Les bureaux ont ouvert hier 18 septembre à 07h00 et ont fermé à 22h00. Le non à l'indépendance de Ecosse l'a emporté. Les Écossais ont voté à 55% pour le non devant le oui à 45%. (1)
Selon les chiffres officiels l'indépendance a été rejetée à 55,42% contre 44,58% pour le "oui". "L'Écosse a décidé, à la majorité, de ne pas devenir un pays indépendant", a déclaré le premier ministre écossais Alex Salmond, chef de file des indépendantistes, lors d'une déclaration publique à Édimbourg. Il a immédiatement reconnu la défaite de son camp, et a appelé Londres à respecter le plus rapidement possible sa promesse de transférer davantage de pouvoirs à l'Écosse. (2) Parmi ceux-ci, "un programme de transfert de pouvoirs vaste et sans précédent" en matière de politique fiscale et de santé publique. Lundi 15 septembre, pour son ultime discours avant le référendum sur l'indépendance de l'Ecosse, le premier ministre, David Cameron, qui avait choisi le port pétrolier écossais d'Aberdeen, avait mis en garde les électeurs contre une victoire du oui qui constituerait un "douloureux divorce" et qu'il n'y aurait "pas de retour en arrière possible, de seconde chance". "Si l'Ecosse vote oui [à l'indépendance], le Royaume-Uni éclatera, et nos chemins se sépareront, pour toujours", avait-il ajouté à trois jours des élections. (3)

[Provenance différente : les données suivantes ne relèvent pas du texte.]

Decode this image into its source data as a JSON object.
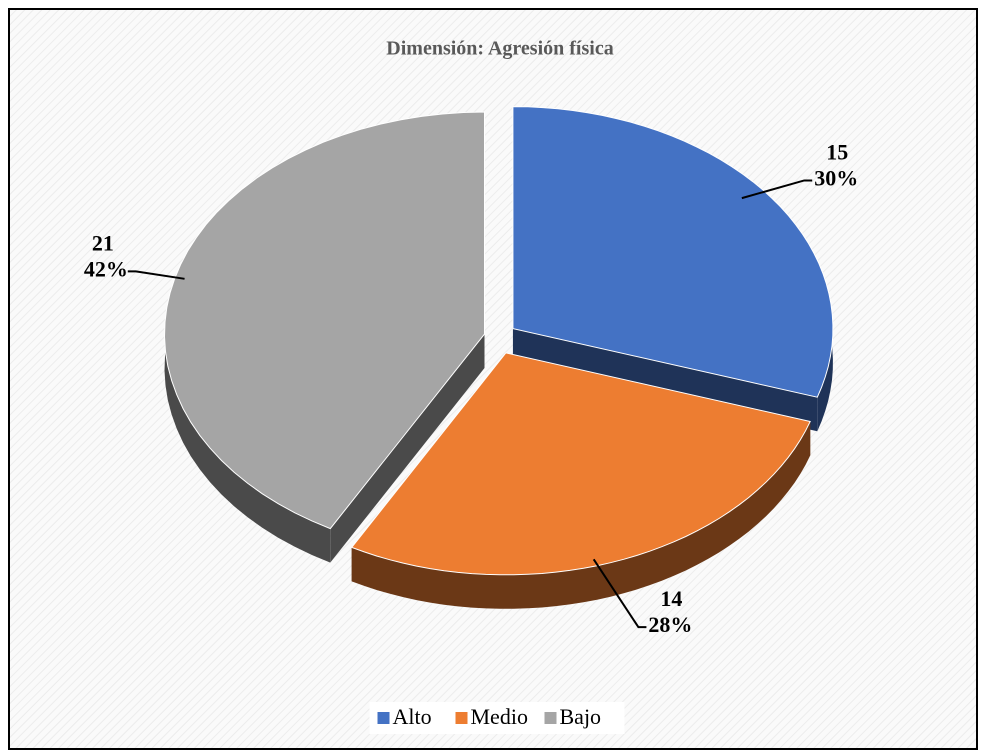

Selon les informations officielles, la participation de 80% est un record de l'histoire électorale écossaise. 4.285.323 personnes - 97% de l'électorat écossais - se sont inscrites pour voter. (4)

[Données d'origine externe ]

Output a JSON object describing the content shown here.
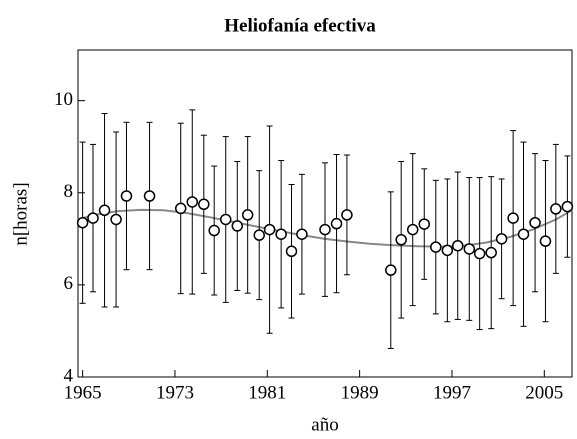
{
  "chart_data": {
    "type": "scatter",
    "title": "Heliofanía efectiva",
    "x_label": "año",
    "y_label": "n[horas]",
    "xlim": [
      1964.6,
      2007.4
    ],
    "ylim": [
      4,
      11.1
    ],
    "xticks": [
      1965,
      1973,
      1981,
      1989,
      1997,
      2005
    ],
    "yticks": [
      4,
      6,
      8,
      10
    ],
    "points": {
      "color": "#000000",
      "x": [
        1965,
        1965.9,
        1966.9,
        1967.9,
        1968.8,
        1970.8,
        1973.5,
        1974.5,
        1975.5,
        1976.4,
        1977.4,
        1978.4,
        1979.3,
        1980.3,
        1981.2,
        1982.2,
        1983.1,
        1984.0,
        1986.0,
        1987.0,
        1987.9,
        1991.7,
        1992.6,
        1993.6,
        1994.6,
        1995.6,
        1996.6,
        1997.5,
        1998.5,
        1999.4,
        2000.4,
        2001.3,
        2002.3,
        2003.2,
        2004.2,
        2005.1,
        2006.0,
        2007.0
      ],
      "values": [
        7.35,
        7.45,
        7.62,
        7.42,
        7.93,
        7.93,
        7.66,
        7.8,
        7.75,
        7.18,
        7.42,
        7.28,
        7.52,
        7.08,
        7.2,
        7.1,
        6.73,
        7.1,
        7.2,
        7.33,
        7.52,
        6.32,
        6.98,
        7.2,
        7.32,
        6.82,
        6.75,
        6.85,
        6.78,
        6.68,
        6.7,
        7.0,
        7.45,
        7.1,
        7.35,
        6.95,
        7.65,
        7.7
      ],
      "errors": [
        1.75,
        1.6,
        2.1,
        1.9,
        1.6,
        1.6,
        1.85,
        2.0,
        1.5,
        1.4,
        1.8,
        1.4,
        1.7,
        1.4,
        2.25,
        1.6,
        1.45,
        1.3,
        1.45,
        1.5,
        1.3,
        1.7,
        1.7,
        1.65,
        1.2,
        1.45,
        1.55,
        1.6,
        1.55,
        1.65,
        1.65,
        1.3,
        1.9,
        2.0,
        1.5,
        1.75,
        1.4,
        1.1
      ]
    },
    "fit": {
      "color": "#888888",
      "x": [
        1964.6,
        1966,
        1968,
        1970,
        1972,
        1974,
        1976,
        1978,
        1980,
        1982,
        1984,
        1986,
        1988,
        1990,
        1992,
        1994,
        1996,
        1998,
        2000,
        2002,
        2004,
        2006,
        2007.4
      ],
      "values": [
        7.42,
        7.52,
        7.6,
        7.63,
        7.62,
        7.56,
        7.47,
        7.37,
        7.27,
        7.17,
        7.08,
        7.0,
        6.94,
        6.89,
        6.86,
        6.84,
        6.83,
        6.85,
        6.92,
        7.04,
        7.2,
        7.42,
        7.62
      ]
    }
  }
}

Les partisans du oui écossais se recrutaient davantage dans les classes populaires, chez les hommes jeunes âgés de 25 à 50 ans tandis que les plus de 60 ans, les femmes, les milieux aisés se montraient en majorité plus attachés à l'union. (5)
Les milieux d'affaires financiers et bancaires ont incontestablement joué sur le résultat du vote par leur hostilité déclarée à la sécession de l'Ecosse : la Royal Bank of Scotland (Banque centrale d'Ecosse) avait menacé de quitter le pays si le oui l'emportait, les banques avertirent que le vote oui sera désastreux pour l'économie..., Goldman Sachs, la première banque, avait tiré à boulets rouges et mis en garde contre une crise monétaire de la zone euro. Dans une déclaration brève étonnante, la reine d'Angleterre a tenu à ce qu'on ne la glisse pas dans le débat.

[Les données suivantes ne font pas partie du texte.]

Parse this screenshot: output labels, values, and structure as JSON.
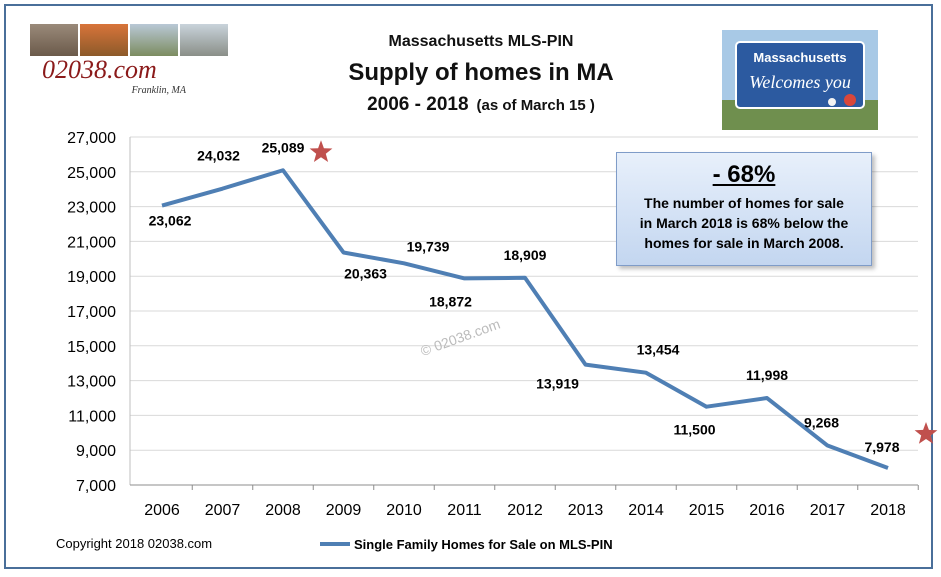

Les médias ont eux aussi eu un rôle important : ils ont évoqué un "signal", un "risque de déconstruction de l'Union européenne", un "risque d'éclatement de l'UE". Ils ont évoqué l'indépendance en des termes volontairement effrayants : un "marasme" et une "panique financière" s'en suivraient.
Pourtant ces prévisions de fin du monde ne correspondent pas au potentiel de l’Écosse qui n'est plus la région de mines et de charbon en pleine déshérence économique, ni, non plus, un pays de rente pétrolière, comme le présente encore trop souvent les professeurs (parfois autoproclamés) de géographie du monde entier.
S'appuyant sur des valeurs sûres et traditionnelles (comme le Whisky), l'économie écossaise parvient très honorablement à un volume d'exportation de 17 milliards de livres sterling, dont 70% proviennent de l'industrie. De nouveaux secteurs sont exploités, comme l'électronique. Une intense activité bancaire et une politique touristique très conquérante se développent. Autant dire que l’Écosse de 2014 avait des atouts de choix et un dynamisme particulièrement intéressant pour réussir son indépendance. (6)
De même, de nombreux petits pays à petite structure s'en sortent très bien et même parfois s'en sortent mieux que de gros pays à grosses structures comme l'Union Européenne où les derniers chiffres de prévision de croissance préoccupent les mondialistes (voir ici et là).
En cas de victoire du oui, l'Angleterre aurait dû changer son drapeau Union Jack dont le bleu fait référence au bleu écossais.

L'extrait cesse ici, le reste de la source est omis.